In conclusion, our study suggests that the genetic susceptibility to obesity related to a GRS comprising 31 BMI-associated SNPs, is associated with BMI at all adult ages and with weight gain until middle age. However, our results indicate an inverse association with weight gain during and after middle age, which may suggest that the negative effects of weight gain before middle age may ultimately lead to age-related weight loss among individuals with high numbers of BMI-associated genetic variants. Whether the decreased risk of further weight gain during and after middle age among such individuals is a consequence of higher obesity-related morbidity, accelerated loss of muscle mass, or other age-related phenomena needs to be investigated in future studies.

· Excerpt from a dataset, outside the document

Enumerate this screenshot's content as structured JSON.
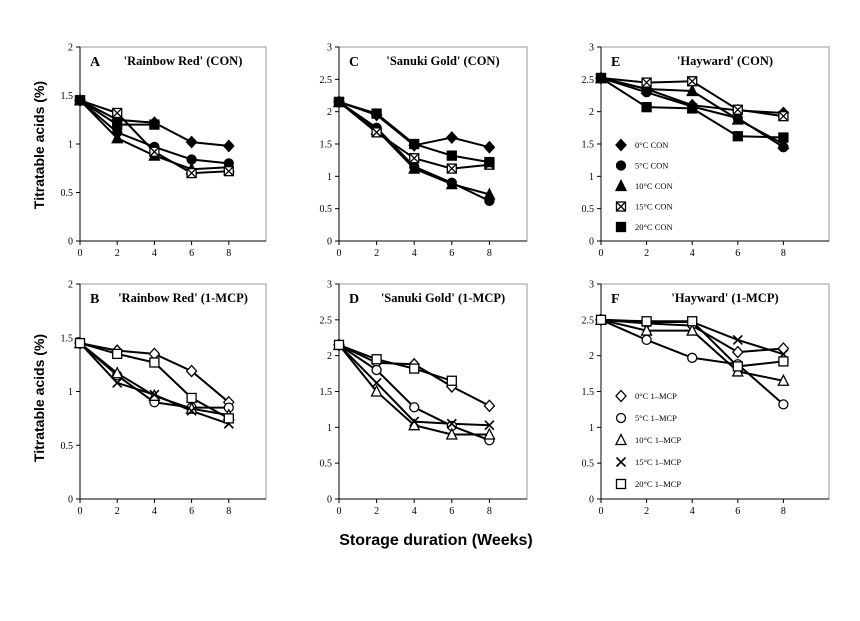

We thank Mrs Malin Svensson and Mrs Widet Tas for excellent technical assistance. We would also like to thank the staff and participants of the Malmö Diet and Cancer Study and the GLACIER study. This study was supported by the Swedish Research Council, the Swedish Heart and Lung Foundation, the Novo Nordic Foundation, the Swedish Diabetes Foundation and the Påhlsson Foundation, and by equipment grants from the Knut and Alice Wallenberg Foundation, the Region Skåne, Skåne University Hospital and the Linneus Foundation for the Lund University Diabetes Center. The funding sources had no role in study design, data collection, data analyses, data interpretation or writing of the report. The corresponding author had full access to all the data in the study and had final responsibility for the decision to submit for publication.